An Anchorage Assembly member is trying to stop Mayor Dan Sullivan's administration from spending a $500,000 pot of city money on the controversial tennis center proposed for the Turnagain neighborhood.
The money comes from the $2.5 million parks bond approved in April 2013. The bond's ballot language said that some of the cash would be used for "replacement" of the city's existing tennis courts, which currently are all outdoors. The mayor is pushing for an indoor facility.
Assemblyman Bill Starr says that the Sullivan administration never made clear to the Assembly, or to voters, that the city intended to build an entirely new indoor facility.
"To me, 'replacement' is, 'Hey, we're broken, we're going to replace them,'" Starr said. "Here we are spending on a new project."
Mayor Dan Sullivan disagreed.
"I don't think replacing tennis courts is not transparent," he said in an interview Friday. "How do you replace a court?

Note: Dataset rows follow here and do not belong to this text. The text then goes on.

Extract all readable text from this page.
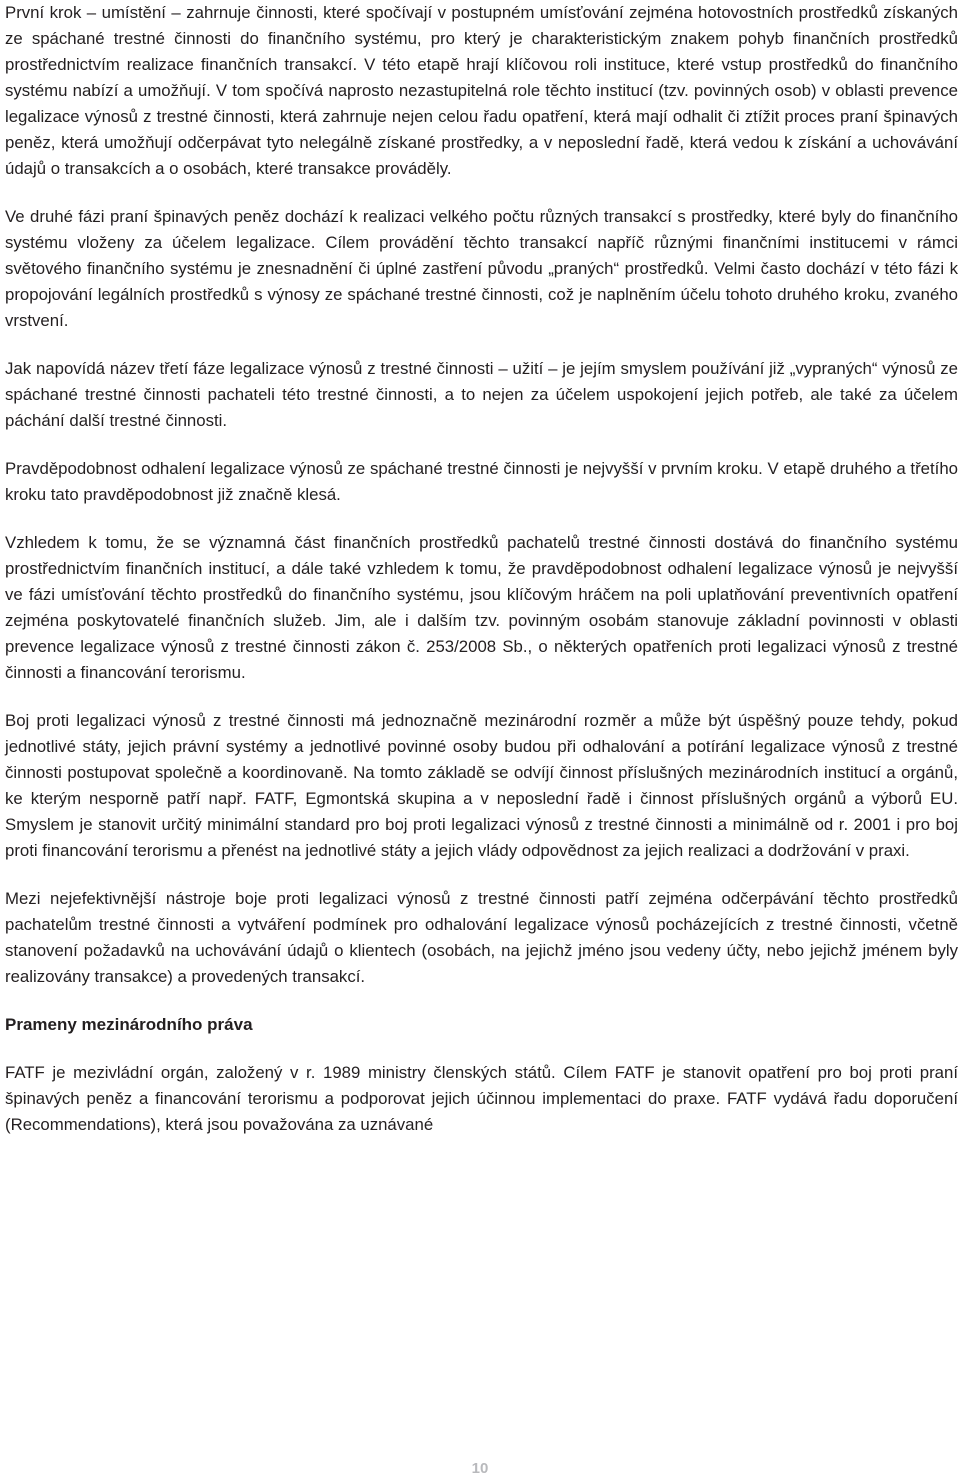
První krok – umístění – zahrnuje činnosti, které spočívají v postupném umísťování zejména hotovostních prostředků získaných ze spáchané trestné činnosti do finančního systému, pro který je charakteristickým znakem pohyb finančních prostředků prostřednictvím realizace finančních transakcí. V této etapě hrají klíčovou roli instituce, které vstup prostředků do finančního systému nabízí a umožňují. V tom spočívá naprosto nezastupitelná role těchto institucí (tzv. povinných osob) v oblasti prevence legalizace výnosů z trestné činnosti, která zahrnuje nejen celou řadu opatření, která mají odhalit či ztížit proces praní špinavých peněz, která umožňují odčerpávat tyto nelegálně získané prostředky, a v neposlední řadě, která vedou k získání a uchovávání údajů o transakcích a o osobách, které transakce prováděly.

Ve druhé fázi praní špinavých peněz dochází k realizaci velkého počtu různých transakcí s prostředky, které byly do finančního systému vloženy za účelem legalizace. Cílem provádění těchto transakcí napříč různými finančními institucemi v rámci světového finančního systému je znesnadnění či úplné zastření původu „praných“ prostředků. Velmi často dochází v této fázi k propojování legálních prostředků s výnosy ze spáchané trestné činnosti, což je naplněním účelu tohoto druhého kroku, zvaného vrstvení.

Jak napovídá název třetí fáze legalizace výnosů z trestné činnosti – užití – je jejím smyslem používání již „vypraných“ výnosů ze spáchané trestné činnosti pachateli této trestné činnosti, a to nejen za účelem uspokojení jejich potřeb, ale také za účelem páchání další trestné činnosti.

Pravděpodobnost odhalení legalizace výnosů ze spáchané trestné činnosti je nejvyšší v prvním kroku. V etapě druhého a třetího kroku tato pravděpodobnost již značně klesá.

Vzhledem k tomu, že se významná část finančních prostředků pachatelů trestné činnosti dostává do finančního systému prostřednictvím finančních institucí, a dále také vzhledem k tomu, že pravděpodobnost odhalení legalizace výnosů je nejvyšší ve fázi umísťování těchto prostředků do finančního systému, jsou klíčovým hráčem na poli uplatňování preventivních opatření zejména poskytovatelé finančních služeb. Jim, ale i dalším tzv. povinným osobám stanovuje základní povinnosti v oblasti prevence legalizace výnosů z trestné činnosti zákon č. 253/2008 Sb., o některých opatřeních proti legalizaci výnosů z trestné činnosti a financování terorismu.

Boj proti legalizaci výnosů z trestné činnosti má jednoznačně mezinárodní rozměr a může být úspěšný pouze tehdy, pokud jednotlivé státy, jejich právní systémy a jednotlivé povinné osoby budou při odhalování a potírání legalizace výnosů z trestné činnosti postupovat společně a koordinovaně. Na tomto základě se odvíjí činnost příslušných mezinárodních institucí a orgánů, ke kterým nesporně patří např. FATF, Egmontská skupina a v neposlední řadě i činnost příslušných orgánů a výborů EU. Smyslem je stanovit určitý minimální standard pro boj proti legalizaci výnosů z trestné činnosti a minimálně od r. 2001 i pro boj proti financování terorismu a přenést na jednotlivé státy a jejich vlády odpovědnost za jejich realizaci a dodržování v praxi.

Mezi nejefektivnější nástroje boje proti legalizaci výnosů z trestné činnosti patří zejména odčerpávání těchto prostředků pachatelům trestné činnosti a vytváření podmínek pro odhalování legalizace výnosů pocházejících z trestné činnosti, včetně stanovení požadavků na uchovávání údajů o klientech (osobách, na jejichž jméno jsou vedeny účty, nebo jejichž jménem byly realizovány transakce) a provedených transakcí.

Prameny mezinárodního práva

FATF je mezivládní orgán, založený v r. 1989 ministry členských států. Cílem FATF je stanovit opatření pro boj proti praní špinavých peněz a financování terorismu a podporovat jejich účinnou implementaci do praxe. FATF vydává řadu doporučení (Recommendations), která jsou považována za uznávané

10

Well, you build one somewhere else."
He added that it made sense to replace outdoor courts with an indoor facility that could be used for 12 months a year.
The tennis facility, which would be built next to the Dempsey-Anderson Ice Arena off West Northern Lights Boulevard, has been a subject of city- and state-level debate since last fall.
Starr had previously argued that state legislators were "hoodwinked" into approving a $37 million grant that included the project. Last winter the Assembly voted to earmark just $4.4 million of the money for the tennis facility -- millions less than the Sullivan administration and tennis boosters had originally asked for.
Earlier this month, Anchorage state Sen. Lesil McGuire, who's running against Sullivan to be the Republican nominee for lieutenant governor, made her own proposal to divert the state money to renovations at the Loussac Library in Midtown.
The $37 million state grant that includes the $4.4 million for the tennis facility is currently suspended pending a review, in the wake of legal questions raised by McGuire.
Sullivan, a tennis player and former high school coach, personally backs the project. But he says it was driven by the Anchorage Tennis Association, and that key Republican legislators had been aware of the grant funding's presence in the state capital budget when it was approved last year.
The latest volley over the project stems from last April's $2.5 million parks bond.
The measure included money for the Veterans' Memorial on the Park Strip and repairs to the Chester Creek Trail.
When the bond language initially went to the Assembly for approval in January 2013, the original text also mentioned "resurfacing" of tennis courts, with no mention of "replacement."
But at a meeting two weeks later, amended language substituted by the Sullivan administration -- language that was ultimately approved by the Assembly -- added the "replacement" term as well.
Starr, who was phoning in to the meeting, said he didn't notice the change, and didn't think any of his colleagues had, either.
"If it had said, 'We want to build six indoor tennis courts at a price of $10 million,' I think I would have picked up on that," he said. "I didn't catch it until later on, when we said, 'Where the heck did this project come from?' "
Asked if his administration had tried to conceal the plans for the indoor tennis project, Sullivan responded, "No, I don't think so at all."
"This is in the bond bills that went before the Assembly. There was certainly a public hearing on it," he said. "Bill's chairman of the Budget Committee -- if he didn't read through it, I don't know what to say about that."
The city has already spent $63,000 in parks bond money on the tennis project; $25,000 went to an engineering company for design services and $38,000 went for relocation of utilities, according to information provided by the Sullivan administration to Assemblyman Paul Honeman.
Another $495,000 is set aside for construction. Starr said it's his goal to stop that money from being spent.
The Assembly will consider Starr's proposal at its meeting on Tuesday.